After two weeks the strikers began to weaken and talked of going back to the mills. Encouraging them to hold out longer, Gandhi spontaneously said, “Unless [you] rally and continue the strike … I will not touch any food.” To make his intentions unmistakable he added, “My fast … will be broken only after the strike is settled.”
Fasting was not new to Gandhi. During his youth, under the influence of his ascetic mother, he had sometimes fasted. At Tolstoy Farm in South Africa he continually experimented with eating and not eating and each fast meant another victory for self-restraint. When his followers at the farm failed to maintain the high standards he set for them he took their penance on himself, fasting once for seven and once for fourteen days.
This time he fasted to pressure the mill owners to agree to his terms. Unwilling to allow him to suffer, they accepted arbitration after three days. Gandhi had discovered another potent weapon which could be used against men of conscience.
His next campaign was in behalf of the peasants in the Kheda district of western India. Their crops had failed and, facing famine, the people had asked the government to suspend their taxes.
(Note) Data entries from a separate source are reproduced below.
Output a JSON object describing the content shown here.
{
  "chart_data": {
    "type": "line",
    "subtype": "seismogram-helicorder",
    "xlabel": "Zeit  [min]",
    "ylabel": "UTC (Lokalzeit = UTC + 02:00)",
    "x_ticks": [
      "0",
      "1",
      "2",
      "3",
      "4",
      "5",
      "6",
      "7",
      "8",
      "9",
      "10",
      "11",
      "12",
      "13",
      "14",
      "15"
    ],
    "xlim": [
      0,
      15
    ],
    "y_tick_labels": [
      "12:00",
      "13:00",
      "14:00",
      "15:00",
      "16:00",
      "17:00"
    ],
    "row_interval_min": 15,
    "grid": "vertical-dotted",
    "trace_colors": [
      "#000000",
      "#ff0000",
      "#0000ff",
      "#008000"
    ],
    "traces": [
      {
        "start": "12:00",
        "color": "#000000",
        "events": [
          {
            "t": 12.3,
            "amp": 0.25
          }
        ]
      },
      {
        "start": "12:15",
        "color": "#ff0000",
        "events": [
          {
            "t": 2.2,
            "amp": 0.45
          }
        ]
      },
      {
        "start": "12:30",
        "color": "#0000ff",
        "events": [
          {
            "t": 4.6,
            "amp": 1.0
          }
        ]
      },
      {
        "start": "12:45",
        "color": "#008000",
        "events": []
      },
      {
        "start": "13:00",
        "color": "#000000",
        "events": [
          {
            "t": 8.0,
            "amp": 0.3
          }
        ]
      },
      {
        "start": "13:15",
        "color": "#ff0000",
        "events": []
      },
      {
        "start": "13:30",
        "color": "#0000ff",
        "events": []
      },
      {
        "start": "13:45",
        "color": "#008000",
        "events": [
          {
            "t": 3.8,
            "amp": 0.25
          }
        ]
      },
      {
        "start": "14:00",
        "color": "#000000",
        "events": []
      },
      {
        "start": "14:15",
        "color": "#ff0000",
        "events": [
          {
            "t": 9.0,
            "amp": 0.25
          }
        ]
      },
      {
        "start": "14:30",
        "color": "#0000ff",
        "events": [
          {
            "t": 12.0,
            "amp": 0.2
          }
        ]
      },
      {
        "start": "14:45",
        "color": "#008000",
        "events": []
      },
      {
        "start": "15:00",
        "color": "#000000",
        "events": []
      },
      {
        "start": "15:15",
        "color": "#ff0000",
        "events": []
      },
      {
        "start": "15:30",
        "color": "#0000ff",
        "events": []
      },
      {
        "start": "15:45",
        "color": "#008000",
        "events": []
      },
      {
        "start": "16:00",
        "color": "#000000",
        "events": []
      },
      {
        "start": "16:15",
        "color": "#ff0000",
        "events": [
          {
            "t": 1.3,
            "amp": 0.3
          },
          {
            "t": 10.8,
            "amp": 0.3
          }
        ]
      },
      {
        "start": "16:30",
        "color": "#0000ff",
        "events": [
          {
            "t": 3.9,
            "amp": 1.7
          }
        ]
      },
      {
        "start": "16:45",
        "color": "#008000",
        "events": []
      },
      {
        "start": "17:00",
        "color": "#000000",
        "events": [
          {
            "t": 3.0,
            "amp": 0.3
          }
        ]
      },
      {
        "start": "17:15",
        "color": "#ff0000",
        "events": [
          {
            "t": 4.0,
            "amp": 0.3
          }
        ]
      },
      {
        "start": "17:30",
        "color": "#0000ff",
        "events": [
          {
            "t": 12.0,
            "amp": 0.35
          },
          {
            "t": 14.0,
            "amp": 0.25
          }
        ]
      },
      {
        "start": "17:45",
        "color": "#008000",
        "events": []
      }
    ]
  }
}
Gandhi won a compromise by which the rich farmers paid taxes and the poor ones didn’t. His larger victory, however, was in awakening the peasants to their rights and in lining up liberals and intellectuals to support the peasants they had once disdained.
Throughout this period, the butchery of World War I continued indecisively. In July, 1918, Gandhi attempted to recruit Indian soldiers for the British army. “If we serve to save the Empire,” he argued unconvincingly, “we have in that very act secured home rule.” But he won few recruits and instead was stricken with a protracted case of dysentery. Certain he was dying, he had verses of the Gita read to him. Doctors recommended milk to restore his strength but it would have violated an anti-milk vow he had taken.
Then Kasturbai, his wife, shrewdly observed he had directed his vow only against the milk of cows and buffaloes. “You cannot have any objection to goat’s milk,” she argued.
Gandhi knew he was betraying the spirit if not the letter of his intentions, but he conceded and drank goat’s milk for the rest of his life. “The will to live proved to be stronger than the devotion to truth,” he wrote sadly.
During Gandhi’s slow recovery, World War I ended and a fresh chapter in English oppression began. During the war, many Indian nationalists had been jailed for criticizing the British, and the Indian press had been censored. The Indian people expected to have their civil liberties restored at the end of the war; instead, a British commission headed by Sir Sidney Rowlatt went to India to study the situation and recommended that measures suppressing free speech, free press, and the right of assembly be continued.
The Rowlatt proposals became law on March 18, 1919. The following morning Gandhi said to a friend, “The idea came to me last night in a dream that we should call upon the country to observe a general hartal.”
A hartal is a strike. An epic satyagraha campaign was about to begin with Gandhi as its undisputed leader and freedom from Britain as its inevitable consequence.